Code, Prose, and Mathematics.

portrait of myself, Ross Esmond
Written

Deterministic Data Structure

A Deterministic Data Structure (DDS) is one whose values have not yet been computed but may be realized by a deterministic process that depends only on the location of the value in the data structure, such that the complete data structure is determined at creation. A list of sequential prime numbers is a deterministic data structure if the process to compute and add the next prime is built to always select the next highest prime than the last item in the list. Since the uncomputed values are deterministic, the data structure represents the realized portion of a larger, hypothetical, complete data structure, which may be infinitely large.
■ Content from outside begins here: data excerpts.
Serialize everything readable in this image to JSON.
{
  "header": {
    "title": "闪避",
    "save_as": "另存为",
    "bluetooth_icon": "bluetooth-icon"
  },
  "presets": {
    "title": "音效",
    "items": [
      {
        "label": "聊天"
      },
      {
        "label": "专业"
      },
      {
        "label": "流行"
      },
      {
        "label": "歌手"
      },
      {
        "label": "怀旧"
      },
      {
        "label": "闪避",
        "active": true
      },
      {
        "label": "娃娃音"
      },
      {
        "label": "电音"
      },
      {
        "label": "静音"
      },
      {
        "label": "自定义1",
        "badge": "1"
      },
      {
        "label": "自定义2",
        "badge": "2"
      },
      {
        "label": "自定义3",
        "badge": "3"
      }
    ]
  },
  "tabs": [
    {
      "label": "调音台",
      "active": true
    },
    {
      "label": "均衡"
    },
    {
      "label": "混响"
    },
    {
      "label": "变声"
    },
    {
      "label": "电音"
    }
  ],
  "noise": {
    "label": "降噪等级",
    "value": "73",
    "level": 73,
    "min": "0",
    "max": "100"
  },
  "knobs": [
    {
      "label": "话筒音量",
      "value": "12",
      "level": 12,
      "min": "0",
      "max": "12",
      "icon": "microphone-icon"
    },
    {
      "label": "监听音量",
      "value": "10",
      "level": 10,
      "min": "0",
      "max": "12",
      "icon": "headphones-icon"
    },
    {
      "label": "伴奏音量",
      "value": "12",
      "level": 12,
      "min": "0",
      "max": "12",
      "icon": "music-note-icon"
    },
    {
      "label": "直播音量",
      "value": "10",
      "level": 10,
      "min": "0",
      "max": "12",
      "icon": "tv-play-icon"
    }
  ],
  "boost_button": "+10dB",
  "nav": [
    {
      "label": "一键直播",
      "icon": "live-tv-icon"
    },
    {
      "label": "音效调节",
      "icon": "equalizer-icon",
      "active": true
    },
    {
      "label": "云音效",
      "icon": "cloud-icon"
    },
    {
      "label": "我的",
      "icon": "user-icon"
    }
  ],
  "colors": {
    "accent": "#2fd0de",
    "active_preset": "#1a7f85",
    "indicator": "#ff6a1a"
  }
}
The hypothetical data structure is then split between extant data in memory and missing data. The deterministic process to compute missing data is referred to as realizing the data. Extant data is allowed to be deleted, as long as its absence does not affect the determinism of realization. Importantly, the process to decide when to realize or delete data is allowed to be nondeterministic, which allows for control code that attempts to balance performance and memory conservation concerns.

As a memoization cache

One use for a DDS is as a hidden cache for the results of a deterministic function. If the computation of a function is expensive or slow, memoization may be used to avoid redundant computations. Since the function is deterministic, subsequent computations with equivalent inputs will have equivalent results, and so the function need not be run to realize these results as long as they were saved. Conventional memoization only saves the last computed result, which is either returned or discarded depending on whether or not the inputs of consecutive calls match. This style of memoization will miss many redundant calls, however, as any call before the very last is lost. A smarter process to retain results may use the frequency of access to those values, the age of their last access, or the memory cost of the values themselves, but the structure of retained values will be best maintained as a deterministic data structure.